Soon after Jackson’s death, parishioners invited the couple to join a Lenten Bible study group. It was a difficult, but critical, step for them.
“In the study group, you realize that when it comes to loss, what do you have left but the hope of eternal life? That’s the only thing that kept me going,” Reyne said.
The couple also joined support groups and watched how some people had fallen away from the church, and even God, because of things that were said or not said at the time of their loved ones’ deaths.
“We’ve heard people say that no one from the parish called them, no one reached out at all. And we’ve heard that things were handled poorly, too. We were blessed that Father LeRoy and Laurie were very caring, as well as other members of our parish community,” Scott said.
Father Scheierl said that in regard to the stigma of mental health and suicide, compassion is key on all levels.
“This includes compassion for those affected by mental health issues, compassion for family and friends and all those who are involved with a person affected with this struggle, and most of all compassion toward the person who makes that tragic decision to take their own life,” he said.
“When these things occur, it is a very sad moment indeed, a shock to everyone. It is also a difficult situation for priests who are often at a loss for comforting words for all those involved.”
The Roeders decided they wanted to speak out for others whose experiences were not nearly as supportive. Scott said that society, in general, is not very compassionate to people who have mental health conditions.
“As a society, we shame people. We have to be more accepting and talk more openly about it,” he said.
“Even the wording that we use when people say, ‘he committed suicide,’ puts it into a negative light. It sounds like he committed a crime. No, he died by suicide while dealing with mental health issues,” Reyne added.
To combat the stigma around mental health and suicide, the Roeders established the Jackson Roeder Memorial Fund through the CentraCare Foundation. They also met with Dr. John Schmitz, who shared work being done to close gaps in mental health care.
Before he died, Jackson started a website showcasing his artwork and drawings. The Roeders have since developed the site, www.jacksonroeder.com, to raise awareness about and funds for mental health care and suicide prevention.

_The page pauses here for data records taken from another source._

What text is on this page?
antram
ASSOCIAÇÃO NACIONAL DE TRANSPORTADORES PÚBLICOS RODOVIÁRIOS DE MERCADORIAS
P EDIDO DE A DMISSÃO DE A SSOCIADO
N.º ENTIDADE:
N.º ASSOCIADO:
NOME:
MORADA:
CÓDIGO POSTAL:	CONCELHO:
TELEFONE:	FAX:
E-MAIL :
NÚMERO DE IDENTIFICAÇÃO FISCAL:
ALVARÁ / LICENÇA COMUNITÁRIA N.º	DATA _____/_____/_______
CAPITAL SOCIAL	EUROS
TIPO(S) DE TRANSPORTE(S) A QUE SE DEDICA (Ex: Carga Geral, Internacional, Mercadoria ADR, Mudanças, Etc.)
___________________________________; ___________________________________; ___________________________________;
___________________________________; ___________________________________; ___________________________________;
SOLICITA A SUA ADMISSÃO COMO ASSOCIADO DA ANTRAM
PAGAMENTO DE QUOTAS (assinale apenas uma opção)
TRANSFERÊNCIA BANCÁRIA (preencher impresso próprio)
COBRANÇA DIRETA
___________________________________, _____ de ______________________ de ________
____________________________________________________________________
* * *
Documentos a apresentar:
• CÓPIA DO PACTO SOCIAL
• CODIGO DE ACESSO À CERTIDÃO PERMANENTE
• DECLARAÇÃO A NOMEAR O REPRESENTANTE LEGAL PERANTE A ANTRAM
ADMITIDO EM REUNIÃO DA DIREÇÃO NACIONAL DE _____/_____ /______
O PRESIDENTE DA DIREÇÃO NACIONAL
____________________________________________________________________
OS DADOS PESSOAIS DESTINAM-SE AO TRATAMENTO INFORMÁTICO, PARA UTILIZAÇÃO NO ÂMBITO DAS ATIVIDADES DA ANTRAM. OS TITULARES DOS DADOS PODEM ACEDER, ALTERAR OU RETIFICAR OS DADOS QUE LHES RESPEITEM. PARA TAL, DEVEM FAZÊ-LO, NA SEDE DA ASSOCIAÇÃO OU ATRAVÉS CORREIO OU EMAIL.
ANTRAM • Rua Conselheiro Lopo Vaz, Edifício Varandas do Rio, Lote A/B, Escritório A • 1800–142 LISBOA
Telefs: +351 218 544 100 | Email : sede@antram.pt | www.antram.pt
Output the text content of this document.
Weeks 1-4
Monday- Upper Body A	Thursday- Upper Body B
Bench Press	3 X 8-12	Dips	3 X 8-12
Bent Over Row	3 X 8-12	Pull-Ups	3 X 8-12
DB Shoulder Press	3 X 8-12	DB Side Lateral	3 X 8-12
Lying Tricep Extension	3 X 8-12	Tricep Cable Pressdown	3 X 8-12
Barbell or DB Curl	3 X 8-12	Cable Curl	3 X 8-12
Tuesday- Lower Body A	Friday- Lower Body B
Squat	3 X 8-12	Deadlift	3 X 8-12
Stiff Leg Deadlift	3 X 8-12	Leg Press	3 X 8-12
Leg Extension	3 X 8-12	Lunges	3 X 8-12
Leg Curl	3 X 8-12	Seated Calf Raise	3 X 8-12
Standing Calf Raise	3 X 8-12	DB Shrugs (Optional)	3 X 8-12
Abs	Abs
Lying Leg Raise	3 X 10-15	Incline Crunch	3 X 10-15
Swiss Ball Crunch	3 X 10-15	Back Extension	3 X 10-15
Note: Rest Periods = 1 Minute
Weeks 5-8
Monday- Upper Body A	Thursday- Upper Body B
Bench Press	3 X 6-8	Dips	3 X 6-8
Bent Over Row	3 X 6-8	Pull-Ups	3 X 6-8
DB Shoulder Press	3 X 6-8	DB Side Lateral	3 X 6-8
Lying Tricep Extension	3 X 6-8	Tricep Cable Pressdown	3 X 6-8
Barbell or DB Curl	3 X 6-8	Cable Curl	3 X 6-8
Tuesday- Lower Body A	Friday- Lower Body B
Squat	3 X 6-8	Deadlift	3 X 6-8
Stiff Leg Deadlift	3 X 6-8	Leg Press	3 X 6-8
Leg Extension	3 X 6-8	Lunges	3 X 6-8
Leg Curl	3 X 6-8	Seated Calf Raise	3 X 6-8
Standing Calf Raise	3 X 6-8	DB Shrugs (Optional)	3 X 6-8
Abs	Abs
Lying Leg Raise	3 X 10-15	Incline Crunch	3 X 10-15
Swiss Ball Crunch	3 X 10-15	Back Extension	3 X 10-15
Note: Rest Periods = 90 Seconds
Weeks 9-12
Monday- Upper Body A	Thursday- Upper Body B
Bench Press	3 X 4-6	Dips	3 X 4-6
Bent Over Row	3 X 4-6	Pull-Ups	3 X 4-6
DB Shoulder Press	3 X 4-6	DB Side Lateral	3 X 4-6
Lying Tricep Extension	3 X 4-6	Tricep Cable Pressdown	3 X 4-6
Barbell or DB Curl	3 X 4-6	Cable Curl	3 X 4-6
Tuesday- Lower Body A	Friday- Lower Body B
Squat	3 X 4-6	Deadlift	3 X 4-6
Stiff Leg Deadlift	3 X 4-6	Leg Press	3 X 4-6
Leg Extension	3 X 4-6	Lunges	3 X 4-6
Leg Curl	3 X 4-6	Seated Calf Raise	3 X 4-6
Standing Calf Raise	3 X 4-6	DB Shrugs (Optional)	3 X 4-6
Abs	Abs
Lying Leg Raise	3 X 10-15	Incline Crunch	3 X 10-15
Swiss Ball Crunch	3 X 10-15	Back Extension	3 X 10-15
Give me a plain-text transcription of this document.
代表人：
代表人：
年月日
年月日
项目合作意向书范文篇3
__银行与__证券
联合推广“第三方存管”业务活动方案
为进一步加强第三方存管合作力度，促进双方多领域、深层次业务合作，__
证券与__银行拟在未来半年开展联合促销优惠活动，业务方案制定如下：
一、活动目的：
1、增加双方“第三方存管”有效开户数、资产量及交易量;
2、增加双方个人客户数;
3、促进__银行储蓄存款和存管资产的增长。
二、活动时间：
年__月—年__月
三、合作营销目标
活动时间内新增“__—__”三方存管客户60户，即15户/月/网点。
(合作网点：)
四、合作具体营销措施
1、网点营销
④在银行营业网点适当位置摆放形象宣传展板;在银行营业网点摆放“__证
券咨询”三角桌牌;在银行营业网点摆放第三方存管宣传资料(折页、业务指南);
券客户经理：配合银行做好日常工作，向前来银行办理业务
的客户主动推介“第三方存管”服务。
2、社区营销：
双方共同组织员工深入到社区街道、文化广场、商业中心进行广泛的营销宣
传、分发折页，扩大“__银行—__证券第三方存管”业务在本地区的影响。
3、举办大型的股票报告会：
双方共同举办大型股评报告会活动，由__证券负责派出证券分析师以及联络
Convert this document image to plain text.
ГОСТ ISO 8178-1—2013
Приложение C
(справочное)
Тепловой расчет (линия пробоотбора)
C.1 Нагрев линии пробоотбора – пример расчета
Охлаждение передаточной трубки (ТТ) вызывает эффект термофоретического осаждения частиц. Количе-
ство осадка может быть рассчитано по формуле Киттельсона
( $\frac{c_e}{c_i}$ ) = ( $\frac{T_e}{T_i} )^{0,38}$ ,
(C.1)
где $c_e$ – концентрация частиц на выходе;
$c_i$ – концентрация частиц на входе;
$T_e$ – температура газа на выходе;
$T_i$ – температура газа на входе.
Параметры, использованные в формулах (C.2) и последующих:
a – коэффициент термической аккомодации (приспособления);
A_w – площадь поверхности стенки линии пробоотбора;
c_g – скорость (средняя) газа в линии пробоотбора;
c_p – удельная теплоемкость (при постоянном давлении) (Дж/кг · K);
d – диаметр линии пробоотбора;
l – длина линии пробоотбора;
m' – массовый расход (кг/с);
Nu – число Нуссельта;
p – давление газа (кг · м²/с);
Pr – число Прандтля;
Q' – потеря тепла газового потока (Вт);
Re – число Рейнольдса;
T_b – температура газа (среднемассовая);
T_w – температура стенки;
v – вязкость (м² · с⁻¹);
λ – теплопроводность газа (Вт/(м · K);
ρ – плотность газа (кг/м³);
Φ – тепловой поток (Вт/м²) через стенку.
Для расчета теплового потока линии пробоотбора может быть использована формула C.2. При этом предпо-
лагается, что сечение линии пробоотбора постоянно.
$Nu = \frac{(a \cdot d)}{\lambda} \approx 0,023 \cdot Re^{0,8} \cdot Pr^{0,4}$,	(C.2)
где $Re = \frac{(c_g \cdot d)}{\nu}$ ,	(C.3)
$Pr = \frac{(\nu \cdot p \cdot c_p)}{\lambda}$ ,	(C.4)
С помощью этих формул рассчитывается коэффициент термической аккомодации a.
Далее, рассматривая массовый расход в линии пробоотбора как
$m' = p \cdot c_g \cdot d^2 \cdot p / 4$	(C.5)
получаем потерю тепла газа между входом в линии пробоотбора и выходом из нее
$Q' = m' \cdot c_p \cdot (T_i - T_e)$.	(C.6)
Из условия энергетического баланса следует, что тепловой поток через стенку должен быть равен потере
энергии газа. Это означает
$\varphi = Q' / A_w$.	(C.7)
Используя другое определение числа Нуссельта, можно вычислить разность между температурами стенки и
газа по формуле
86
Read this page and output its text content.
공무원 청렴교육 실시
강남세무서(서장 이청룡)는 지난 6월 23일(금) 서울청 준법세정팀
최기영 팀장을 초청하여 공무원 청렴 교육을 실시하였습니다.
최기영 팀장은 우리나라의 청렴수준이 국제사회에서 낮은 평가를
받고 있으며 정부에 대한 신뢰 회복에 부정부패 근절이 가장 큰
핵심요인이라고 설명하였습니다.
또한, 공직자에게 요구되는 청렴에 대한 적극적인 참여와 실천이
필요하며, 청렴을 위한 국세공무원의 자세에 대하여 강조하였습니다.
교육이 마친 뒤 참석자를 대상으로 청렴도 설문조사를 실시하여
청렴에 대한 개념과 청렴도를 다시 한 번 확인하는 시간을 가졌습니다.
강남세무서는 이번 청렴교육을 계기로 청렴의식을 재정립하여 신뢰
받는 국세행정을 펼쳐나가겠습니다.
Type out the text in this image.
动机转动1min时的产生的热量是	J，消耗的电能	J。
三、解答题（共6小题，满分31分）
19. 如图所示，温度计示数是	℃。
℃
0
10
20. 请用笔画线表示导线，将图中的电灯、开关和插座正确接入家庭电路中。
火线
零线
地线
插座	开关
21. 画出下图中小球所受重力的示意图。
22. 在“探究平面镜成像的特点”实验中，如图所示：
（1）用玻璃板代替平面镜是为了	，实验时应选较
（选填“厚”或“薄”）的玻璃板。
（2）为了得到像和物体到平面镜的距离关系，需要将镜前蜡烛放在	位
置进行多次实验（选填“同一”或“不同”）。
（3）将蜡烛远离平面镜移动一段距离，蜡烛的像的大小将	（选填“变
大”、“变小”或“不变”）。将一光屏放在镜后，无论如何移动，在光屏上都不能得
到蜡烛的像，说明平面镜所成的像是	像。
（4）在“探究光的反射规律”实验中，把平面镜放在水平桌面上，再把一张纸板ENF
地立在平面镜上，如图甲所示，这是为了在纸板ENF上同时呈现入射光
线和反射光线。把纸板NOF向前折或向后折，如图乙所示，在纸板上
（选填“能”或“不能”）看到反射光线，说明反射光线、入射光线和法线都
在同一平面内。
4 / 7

In addition, Scott continues advocacy efforts through the Minnesota National Alliance on Mental Illness legislative committee, as a member of the Minnesota State Suicide Prevention Task Force, and as an American Foundation for Suicide Prevention field advocate. Reyne is often by his side.
“Grief is extremely difficult,” Scott said. “You do not get over it, you are changed forever. But you can move forward. Jackson is with us every day. People may think it might be best to hold back to talk to us about Jackson because it may make us sad or something.
“Well, we are already thinking about him. Jackson is on our minds every day and we like and find comfort in talking about him. We love him and, yes, we do dearly miss him. He will always be a part of us.”